Dr. Courtney Howard, is an emergency physician. She's also president of the Canadian Association of Physicians. Not surprisingly she's been run off her feet trying to deal with the COVID-19 pandemic. She doesn't think much of the Trudeau government's bailout of the fossil energy sector.
When I first read about the possibility of a multibillion-dollar bailout of the oil and gas sector by the federal and Alberta governments, I was exhausted.
I was exhausted from days of ER work, personal protective equipment drills, obsessive counting of ventilators and considering how to encourage Canadians to have courageous conversations around end-of-life care. I was too exhausted to even think about responding.
That was precisely the point. Oil and gas companies, lobbyists and the decision makers they have formed relationships with are counting on Canadians being too occupied coping with an ongoing health crisis to register that our country is considering a massive transfer of public funds to support the very industry most likely to cause the next health crisis. And the health crisis after that. And the health crisis after that.Howard sees a Canada that is failing our future generations.
UNICEF, the WHO and the Lancet created an index of “child flourishing,” where Canada ranked 21st out of 180 countries in support for present-day child health, but 170th in terms of sustainability, making us one of the wealthy countries that “threaten every child’s future through climate change.”
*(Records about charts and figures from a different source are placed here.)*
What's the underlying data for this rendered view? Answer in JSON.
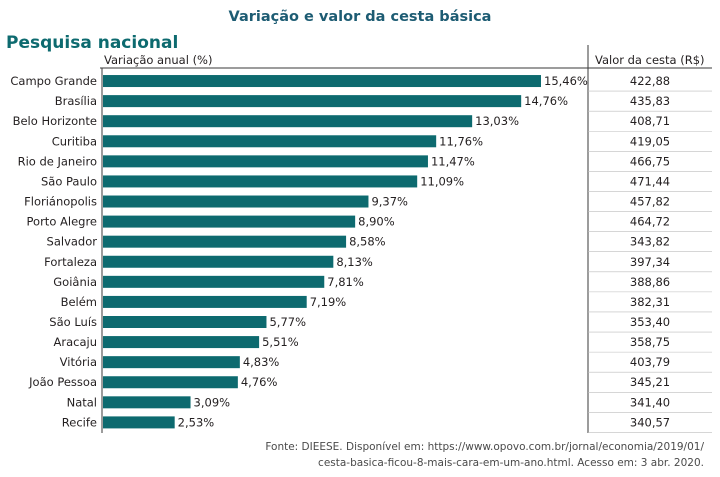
{
  "title": "Variação e valor da cesta básica",
  "subtitle": "Pesquisa nacional",
  "chart_data": {
    "type": "bar",
    "orientation": "horizontal",
    "xlabel": "Variação anual (%)",
    "table_header": "Valor da cesta (R$)",
    "categories": [
      "Campo Grande",
      "Brasília",
      "Belo Horizonte",
      "Curitiba",
      "Rio de Janeiro",
      "São Paulo",
      "Floriánopolis",
      "Porto Alegre",
      "Salvador",
      "Fortaleza",
      "Goiânia",
      "Belém",
      "São Luís",
      "Aracaju",
      "Vitória",
      "João Pessoa",
      "Natal",
      "Recife"
    ],
    "values": [
      15.46,
      14.76,
      13.03,
      11.76,
      11.47,
      11.09,
      9.37,
      8.9,
      8.58,
      8.13,
      7.81,
      7.19,
      5.77,
      5.51,
      4.83,
      4.76,
      3.09,
      2.53
    ],
    "value_labels": [
      "15,46%",
      "14,76%",
      "13,03%",
      "11,76%",
      "11,47%",
      "11,09%",
      "9,37%",
      "8,90%",
      "8,58%",
      "8,13%",
      "7,81%",
      "7,19%",
      "5,77%",
      "5,51%",
      "4,83%",
      "4,76%",
      "3,09%",
      "2,53%"
    ],
    "basket_values": [
      "422,88",
      "435,83",
      "408,71",
      "419,05",
      "466,75",
      "471,44",
      "457,82",
      "464,72",
      "343,82",
      "397,34",
      "388,86",
      "382,31",
      "353,40",
      "358,75",
      "403,79",
      "345,21",
      "341,40",
      "340,57"
    ],
    "bar_color": "#0d6a6f",
    "xlim": [
      0,
      15.46
    ]
  },
  "source": {
    "line1": "Fonte: DIEESE. Disponível em: https://www.opovo.com.br/jornal/economia/2019/01/",
    "line2": "cesta-basica-ficou-8-mais-cara-em-um-ano.html. Acesso em: 3 abr. 2020."
  }
}
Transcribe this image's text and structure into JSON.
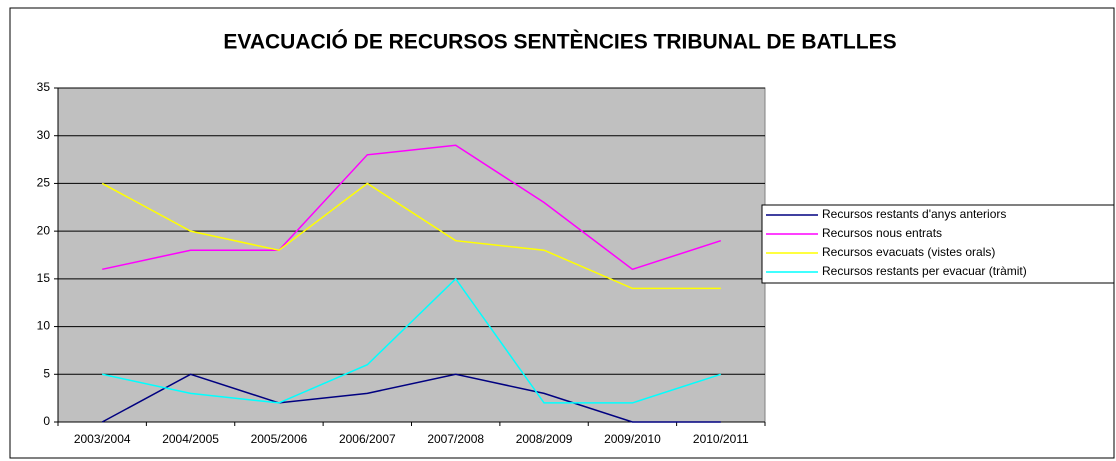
{
  "chart_data": {
    "type": "line",
    "title": "EVACUACIÓ DE RECURSOS SENTÈNCIES TRIBUNAL DE BATLLES",
    "categories": [
      "2003/2004",
      "2004/2005",
      "2005/2006",
      "2006/2007",
      "2007/2008",
      "2008/2009",
      "2009/2010",
      "2010/2011"
    ],
    "series": [
      {
        "name": "Recursos restants d'anys anteriors",
        "color": "#000080",
        "values": [
          0,
          5,
          2,
          3,
          5,
          3,
          0,
          0
        ]
      },
      {
        "name": "Recursos nous entrats",
        "color": "#ff00ff",
        "values": [
          16,
          18,
          18,
          28,
          29,
          23,
          16,
          19
        ]
      },
      {
        "name": "Recursos evacuats (vistes orals)",
        "color": "#ffff00",
        "values": [
          25,
          20,
          18,
          25,
          19,
          18,
          14,
          14
        ]
      },
      {
        "name": "Recursos restants per evacuar (tràmit)",
        "color": "#00ffff",
        "values": [
          5,
          3,
          2,
          6,
          15,
          2,
          2,
          5
        ]
      }
    ],
    "ylim": [
      0,
      35
    ],
    "yticks": [
      0,
      5,
      10,
      15,
      20,
      25,
      30,
      35
    ],
    "grid": true,
    "legend": "right"
  }
}
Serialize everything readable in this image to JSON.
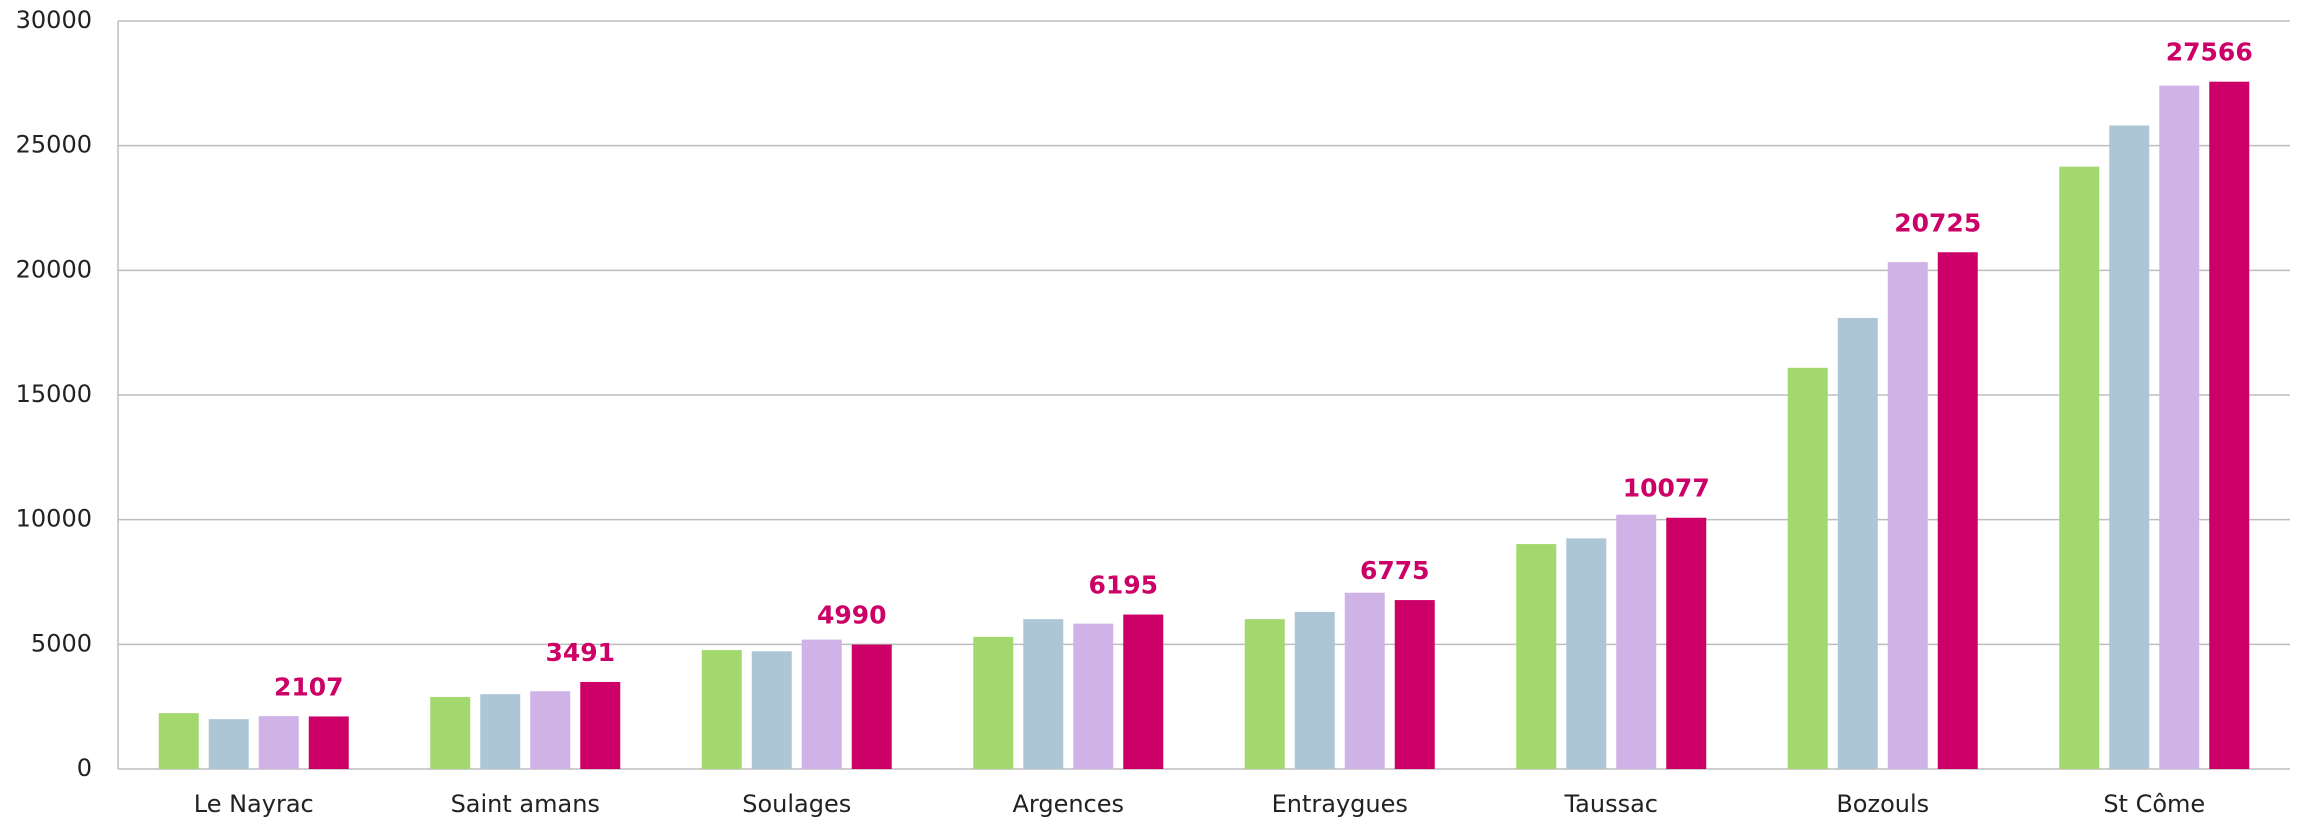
{
  "chart_data": {
    "type": "bar",
    "categories": [
      "Le Nayrac",
      "Saint amans",
      "Soulages",
      "Argences",
      "Entraygues",
      "Taussac",
      "Bozouls",
      "St Côme"
    ],
    "series": [
      {
        "color": "#a3d86e",
        "values": [
          2240,
          2890,
          4770,
          5300,
          6010,
          9020,
          16090,
          24160
        ]
      },
      {
        "color": "#adc6d6",
        "values": [
          2000,
          3000,
          4720,
          6010,
          6300,
          9250,
          18090,
          25810
        ]
      },
      {
        "color": "#d0b3e6",
        "values": [
          2120,
          3120,
          5190,
          5830,
          7070,
          10200,
          20330,
          27410
        ]
      },
      {
        "color": "#cc0066",
        "values": [
          2107,
          3491,
          4990,
          6195,
          6775,
          10077,
          20725,
          27566
        ],
        "data_labels": true
      }
    ],
    "ylim": [
      0,
      30000
    ],
    "yticks": [
      0,
      5000,
      10000,
      15000,
      20000,
      25000,
      30000
    ],
    "grid": true
  }
}
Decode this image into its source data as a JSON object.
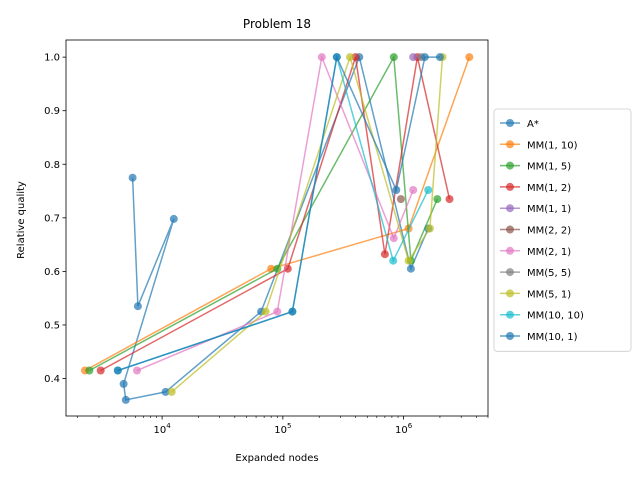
{
  "chart_data": {
    "type": "line",
    "title": "Problem 18",
    "xlabel": "Expanded nodes",
    "ylabel": "Relative quality",
    "xscale": "log",
    "xlim": [
      1600,
      5000000
    ],
    "ylim": [
      0.33,
      1.032
    ],
    "yticks": [
      0.4,
      0.5,
      0.6,
      0.7,
      0.8,
      0.9,
      1.0
    ],
    "ytick_labels": [
      "0.4",
      "0.5",
      "0.6",
      "0.7",
      "0.8",
      "0.9",
      "1.0"
    ],
    "xticks": [
      10000,
      100000,
      1000000
    ],
    "xtick_labels": [
      {
        "base": "10",
        "exp": "4"
      },
      {
        "base": "10",
        "exp": "5"
      },
      {
        "base": "10",
        "exp": "6"
      }
    ],
    "legend_position": "center-right",
    "series": [
      {
        "name": "A*",
        "color": "#1f77b4",
        "points": [
          [
            5700,
            0.775
          ],
          [
            6300,
            0.535
          ],
          [
            12500,
            0.698
          ],
          [
            4800,
            0.39
          ],
          [
            5000,
            0.36
          ],
          [
            10700,
            0.375
          ],
          [
            66000,
            0.525
          ],
          [
            430000,
            1.0
          ],
          [
            1150000,
            0.605
          ],
          [
            1600000,
            0.68
          ]
        ]
      },
      {
        "name": "MM(1, 10)",
        "color": "#ff7f0e",
        "points": [
          [
            2300,
            0.415
          ],
          [
            80000,
            0.605
          ],
          [
            1100000,
            0.68
          ],
          [
            3500000,
            1.0
          ]
        ]
      },
      {
        "name": "MM(1, 5)",
        "color": "#2ca02c",
        "points": [
          [
            2500,
            0.415
          ],
          [
            90000,
            0.605
          ],
          [
            830000,
            1.0
          ],
          [
            1150000,
            0.62
          ],
          [
            1900000,
            0.735
          ]
        ]
      },
      {
        "name": "MM(1, 2)",
        "color": "#d62728",
        "points": [
          [
            3100,
            0.415
          ],
          [
            110000,
            0.605
          ],
          [
            400000,
            1.0
          ],
          [
            700000,
            0.632
          ],
          [
            1300000,
            1.0
          ],
          [
            2400000,
            0.735
          ]
        ]
      },
      {
        "name": "MM(1, 1)",
        "color": "#9467bd",
        "points": [
          [
            1200000,
            1.0
          ]
        ]
      },
      {
        "name": "MM(2, 2)",
        "color": "#8c564b",
        "points": [
          [
            950000,
            0.735
          ]
        ]
      },
      {
        "name": "MM(2, 1)",
        "color": "#e377c2",
        "points": [
          [
            6200,
            0.415
          ],
          [
            90000,
            0.525
          ],
          [
            210000,
            1.0
          ],
          [
            830000,
            0.662
          ],
          [
            1200000,
            0.752
          ]
        ]
      },
      {
        "name": "MM(5, 5)",
        "color": "#7f7f7f",
        "points": [
          [
            1400000,
            1.0
          ]
        ]
      },
      {
        "name": "MM(5, 1)",
        "color": "#bcbd22",
        "points": [
          [
            12000,
            0.375
          ],
          [
            72000,
            0.525
          ],
          [
            360000,
            1.0
          ],
          [
            1100000,
            0.62
          ],
          [
            1650000,
            0.68
          ],
          [
            2100000,
            1.0
          ]
        ]
      },
      {
        "name": "MM(10, 10)",
        "color": "#17becf",
        "points": [
          [
            4300,
            0.415
          ],
          [
            120000,
            0.525
          ],
          [
            280000,
            1.0
          ],
          [
            820000,
            0.62
          ],
          [
            1600000,
            0.752
          ]
        ]
      },
      {
        "name": "MM(10, 1)",
        "color": "#1f77b4",
        "points": [
          [
            4300,
            0.415
          ],
          [
            120000,
            0.525
          ],
          [
            280000,
            1.0
          ],
          [
            870000,
            0.752
          ],
          [
            1500000,
            1.0
          ],
          [
            2000000,
            1.0
          ]
        ]
      }
    ]
  }
}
Our current crisis highlights the need to take planetary health, defined by the Lancet as the “health of human civilization and the state of the natural systems upon which it depends,” into account. The virus of zoonotic origin currently bringing the globe to a near-standstill transferred into humans due to a lack of care at the interface between humanity and the rest of the natural world.
Pre-COVID-19, the World Economic Forum’s 2020 Global Risks Report emphasized that the majority of major risks facing the world in terms of both impact and probability have to do with this intersection — they were right.
The only possible positive outcome of this tragedy is a generational pivot: For us to rise to the COVID-19 challenge with courage and unity, learn all we can and surge into a post-pandemic world committed to preventing further crises and bolstering resilience to any that may occur. Knowing that only about 20 per cent of overall health status is determined by health care, this means pushing for measures that make life outside of the hospital stable, clean and equitable.
One wonders who is going to profit from this. Big oil & gas, banks, of course. Who else?
For us to rise to the COVID-19 challenge with courage and unity, learn all we can and surge into a post-pandemic world committed to preventing further crises and bolstering resilience to any that may occur.
I agree we will rise to the challenge and beat coronavirus.
We will lose a few million but heck we have lots of spare taxpayers for bailouts.
I feel that the slow reaction to coronavirus is more to do with back room disscussions trying to decide on who will benefit financially than the actual health of the worlds population.
So far financial stimulation of western countries has focused upon business bailout.
The financial stimulous is going to those that are underfunded,over extended , royalty defecit companies that produce little more than income tax.
We are seeing this both sides of the border.
Carbon credits have taken on a whole new meaning!!
Talking of bailouts!
This is happening through out the western world.
Where is the outrage.
It took something like this to expose the extremism of the market-libertarian fraud. Maybe not. We await the market solution that will no doubt assign responsibility to some innocuous past intervention by the leftards and secular progressives.
To those who bother to follow events, Trump's bailout atop his previous corporate tax bailout is infuriating. The first round was supposed to stimulate American companies to get back into production and hiring workers - at least that was the story. We know they took that windfall and instead used it for share buybacks and executive compensation. Why would anyone expect them to treat the current round of corporate welfare any differently than the first?
TB, do you really see a "few million" Canadians wiped out in this pandemic?
Talk about regulatory capture!
I realize it's too much to ask for but I wish this chaos would lead people to see the need for democratic restoration. We need government that, in good times and in bad, is responsive first to the public interest above all else. To achieve that we need a system in which all voices are heard and counted.
No Mound I do not see millions of Canadains dying,but world wide, yes.
As of this moment as a healthy individual I am living a life of frustrating limiting mobility coupled with a morbid curiosity of current events.
The virus has laid bare the wrongs of the world from economics to politics which are too often a product of each other.
Whilst there has been some call for change during and after the pandemic we still have those in control of government who continue to push us down the same old path particularly with disaster relief first going to those that have bled the public purse for years.
Well that's a relief, TB. If you read my next post it would not be an aberration in any historical context that three million should die just in Canada.
I too fear a government plunged into penury, unable or unwilling in the post-pandemic period, to undertake badly needed investments on climate change and healthcare.
Haven't we learned over the past few decades that Canadians are not much interested in sacrifice? Who will persuade them that a return to pre-pandemic Canada is impossible?